Enquête - A Milan, le retour en grâce du Duomo

Par Jérôme Gautheret, Milan, envoyé spécial

Places d’Italie 1/6. Des grandes villes aux plus petites, les places italiennes racontent le pays dans toute sa richesse et toute sa complexité. Aujourd’hui, celle du Duomo, à Milan, capitale économique et fief du ministre italien de l’intérieur, Matteo Salvini.

Il peut faire une chaleur infernale à Milan en été. Une chaleur à raser les murs en quête d’un peu d’ombre, et à fuir comme la peste les espaces ensoleillés. En ces moments-là, on se faufile d’un lieu climatisé à un autre. En évitant le plus pos­sible la traversée de la Piazza del Duomo, qui, aux heures les plus chaudes, peut se transformer en fournaise.

Pourtant, en cet après-midi étouffant de juin, la large esplanade est noire de monde. On croise des groupes scolaires, des cohortes de visiteurs asiatiques, quelques couples d’amoureux en voyage… A vue d’œil, les habitants de la ville sont très minoritaires. On les distingue à leur tenue – veste obligatoire pour les hommes, même par 40 °C, tenue plus légère pour les femmes –, et parce qu’ils n’ont pas un regard pour cette cathédrale qu’ils connaissent par cœur.

Dans n’importe quelle autre ville d’Italie, le phénomène ne mériterait même pas d’être signalé. A Milan, c’est différent. La métropole lombarde se veut le cœur de l’Italie productive, ce pays où l’éthique du travail a ­valeur de principe cardinal ; le contraire de Rome la langoureuse, belle mais invivable, où le temps s’écoule plus doucement et où les problèmes ne sont jamais résolus. Ici, on raconte que les travaux de restauration du théâtre de la Scala, bombardé par les Américains en 1944, avaient commencé avant même la fin de la guerre…

« Destination touristique »

Naguère, les touristes ne mettaient pas les pieds dans cette ville aux charmes secrets, pas assez méditerranéenne, trop éloignée de la carte postale d’Italie. Mais depuis quelque temps, les choses ont changé. « Cela remonte à une dizaine d’années environ, pas plus », confie l’archiprêtre Gianantonio Borgonovo, qui veille sur la cathédrale depuis le siège de l’évêché, situé lui aussi sur la place. « Et depuis l’Exposition universelle de 2015, Milan est vraiment devenue une destination touristique. » Pour l’heure, le phénomène est si neuf que les habitants semblent encore s’en amuser, tout surpris de découvrir leur ville séduisante.

Reste que la place est devenue un « spot » incontournable, et qu’on photographie la cathédrale comme la tour de Pise ou Saint-Marc à Venise. « Comment pourrait-il en être autrement ? Le Duomo, c’est Milan », assure doucement l’archiprêtre.

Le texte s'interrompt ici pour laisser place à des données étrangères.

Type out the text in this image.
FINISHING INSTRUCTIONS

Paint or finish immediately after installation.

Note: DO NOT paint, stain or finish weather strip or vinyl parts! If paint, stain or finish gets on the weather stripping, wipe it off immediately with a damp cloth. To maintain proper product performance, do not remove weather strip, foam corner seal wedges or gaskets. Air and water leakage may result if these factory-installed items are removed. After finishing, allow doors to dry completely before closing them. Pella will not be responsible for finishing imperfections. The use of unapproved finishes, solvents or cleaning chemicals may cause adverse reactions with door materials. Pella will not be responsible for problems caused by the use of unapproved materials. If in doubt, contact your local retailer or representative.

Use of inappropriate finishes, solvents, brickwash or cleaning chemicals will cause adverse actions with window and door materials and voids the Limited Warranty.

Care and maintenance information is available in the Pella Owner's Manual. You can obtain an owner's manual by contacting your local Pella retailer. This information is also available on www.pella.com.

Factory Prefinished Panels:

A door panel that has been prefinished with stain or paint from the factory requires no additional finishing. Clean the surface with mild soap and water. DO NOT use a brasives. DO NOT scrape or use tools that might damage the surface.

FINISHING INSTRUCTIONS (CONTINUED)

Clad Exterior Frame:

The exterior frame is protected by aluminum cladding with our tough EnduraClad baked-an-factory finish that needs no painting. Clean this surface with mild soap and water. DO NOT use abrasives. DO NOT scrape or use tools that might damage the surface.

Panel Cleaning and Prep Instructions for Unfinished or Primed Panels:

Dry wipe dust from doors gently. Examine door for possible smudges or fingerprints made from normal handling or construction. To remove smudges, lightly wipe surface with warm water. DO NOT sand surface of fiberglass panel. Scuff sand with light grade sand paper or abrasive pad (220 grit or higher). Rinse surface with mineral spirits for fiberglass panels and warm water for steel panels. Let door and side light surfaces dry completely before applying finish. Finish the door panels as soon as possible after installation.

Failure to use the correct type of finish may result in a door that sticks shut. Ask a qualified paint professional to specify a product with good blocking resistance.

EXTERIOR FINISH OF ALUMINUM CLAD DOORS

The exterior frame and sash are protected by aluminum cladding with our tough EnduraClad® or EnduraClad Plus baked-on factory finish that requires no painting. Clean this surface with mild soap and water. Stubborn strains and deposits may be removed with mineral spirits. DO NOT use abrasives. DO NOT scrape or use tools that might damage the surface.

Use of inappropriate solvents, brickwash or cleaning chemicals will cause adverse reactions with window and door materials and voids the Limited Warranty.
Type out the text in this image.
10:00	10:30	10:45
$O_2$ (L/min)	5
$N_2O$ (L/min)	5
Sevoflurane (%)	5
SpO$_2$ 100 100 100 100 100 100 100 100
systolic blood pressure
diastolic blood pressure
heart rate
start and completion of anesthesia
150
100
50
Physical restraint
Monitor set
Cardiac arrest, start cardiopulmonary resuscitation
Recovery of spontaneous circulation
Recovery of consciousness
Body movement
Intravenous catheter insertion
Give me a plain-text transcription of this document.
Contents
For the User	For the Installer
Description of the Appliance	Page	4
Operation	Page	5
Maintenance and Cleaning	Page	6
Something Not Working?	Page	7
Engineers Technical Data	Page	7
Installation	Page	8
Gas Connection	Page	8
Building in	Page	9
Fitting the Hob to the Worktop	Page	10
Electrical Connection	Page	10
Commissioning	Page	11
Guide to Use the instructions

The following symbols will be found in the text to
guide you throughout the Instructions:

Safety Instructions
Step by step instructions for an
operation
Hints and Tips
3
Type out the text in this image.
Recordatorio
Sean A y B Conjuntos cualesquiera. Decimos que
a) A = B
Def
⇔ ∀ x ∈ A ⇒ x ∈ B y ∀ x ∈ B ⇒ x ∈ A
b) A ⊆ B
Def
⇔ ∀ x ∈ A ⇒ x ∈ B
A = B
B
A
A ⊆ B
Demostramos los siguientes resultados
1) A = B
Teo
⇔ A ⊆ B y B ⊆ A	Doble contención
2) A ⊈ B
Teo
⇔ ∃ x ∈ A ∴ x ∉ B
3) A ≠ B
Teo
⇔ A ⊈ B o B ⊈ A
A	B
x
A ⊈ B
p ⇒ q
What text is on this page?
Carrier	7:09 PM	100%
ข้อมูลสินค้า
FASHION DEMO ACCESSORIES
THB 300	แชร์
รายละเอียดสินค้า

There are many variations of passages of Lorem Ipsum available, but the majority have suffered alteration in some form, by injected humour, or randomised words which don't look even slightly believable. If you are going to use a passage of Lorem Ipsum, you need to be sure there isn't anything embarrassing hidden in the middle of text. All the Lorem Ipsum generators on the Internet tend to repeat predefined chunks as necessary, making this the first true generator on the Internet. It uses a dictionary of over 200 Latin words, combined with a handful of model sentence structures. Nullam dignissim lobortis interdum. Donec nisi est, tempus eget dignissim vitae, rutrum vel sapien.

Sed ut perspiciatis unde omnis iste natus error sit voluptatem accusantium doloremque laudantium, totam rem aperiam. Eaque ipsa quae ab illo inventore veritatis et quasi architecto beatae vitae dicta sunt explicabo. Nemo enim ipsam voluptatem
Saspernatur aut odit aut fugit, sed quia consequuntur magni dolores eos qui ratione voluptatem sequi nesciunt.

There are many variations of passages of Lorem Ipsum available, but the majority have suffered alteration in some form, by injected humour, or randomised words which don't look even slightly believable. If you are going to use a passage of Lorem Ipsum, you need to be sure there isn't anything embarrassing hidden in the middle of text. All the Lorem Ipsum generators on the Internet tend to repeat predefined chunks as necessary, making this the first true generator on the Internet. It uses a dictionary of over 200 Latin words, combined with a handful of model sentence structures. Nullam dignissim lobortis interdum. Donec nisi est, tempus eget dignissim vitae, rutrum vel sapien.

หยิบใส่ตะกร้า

Il faut dire que les proportions du lieu en imposent : grande de plus d’un hectare et demi, la place est un grand rectangle, dessiné dans les années 1860 pour mettre en valeur cette cathédrale unique en Italie. Face à elle, le Palazzo Carminati, un bâtiment un peu irrégulier, construit au XIXe siècle, longtemps célèbre pour ses immenses enseignes publicitaires lumineuses – les dernières ont été démontées en 1999, à la demande de la mairie. Sur les côtés, les faces nord et sud ont été pensées de façon presque symétrique, avec deux rangées de porches. Le porche nord, situé à gauche lorsqu’on regarde le bâtiment, s’ouvre sur la luxueuse galerie Victor-Emmanuel-II, qui mène à la Scala et à la mairie. Au centre a été posée une statue équestre un peu pompeuse du même Victor-Emmanuel-II, le roi qui fit l’unité italienne.

Mais vu que l’édifice religieux attire tous les regards, attardons-nous un instant sur lui. Gigantesque dans ses proportions (elle est la troisième plus grande au monde, après la basilique Saint-Pierre de Rome et la cathédrale de Séville, en Espagne), la cathédrale de la Nativité-de-la-Sainte-Vierge présente une autre particularité flagrante : celle de ne pas du tout ressembler à un monument religieux italien.

« CONFIER DIRECTEMENT LE DUOMO À L’EGLISE, C’EST L’ASSURANCE QU’IL FERA FAILLITE EN SIX MOIS ! »

GIANANTONIO BORGONOVO, ARCHIPRÊTRE

La remarque fait sourire l’archiprêtre, Gianantonio Borgonovo, mais elle ne le surprend pas du tout. « En 1386, l’archevêque avait décidé de détruire l’ancienne cathédrale pour en construire une nouvelle, commence-t-il, mais le gouverneur – et bientôt duc – de la ville, Gian Galeazzo Visconti, a vite repris le chantier en main, et décidé de construire autre chose qu’une église italienne, une église gothique, du Nord. Il voulait se constituer un royaume en Italie du Nord et c’est aux souverains de France ou d’Angleterre qu’il voulait se comparer. »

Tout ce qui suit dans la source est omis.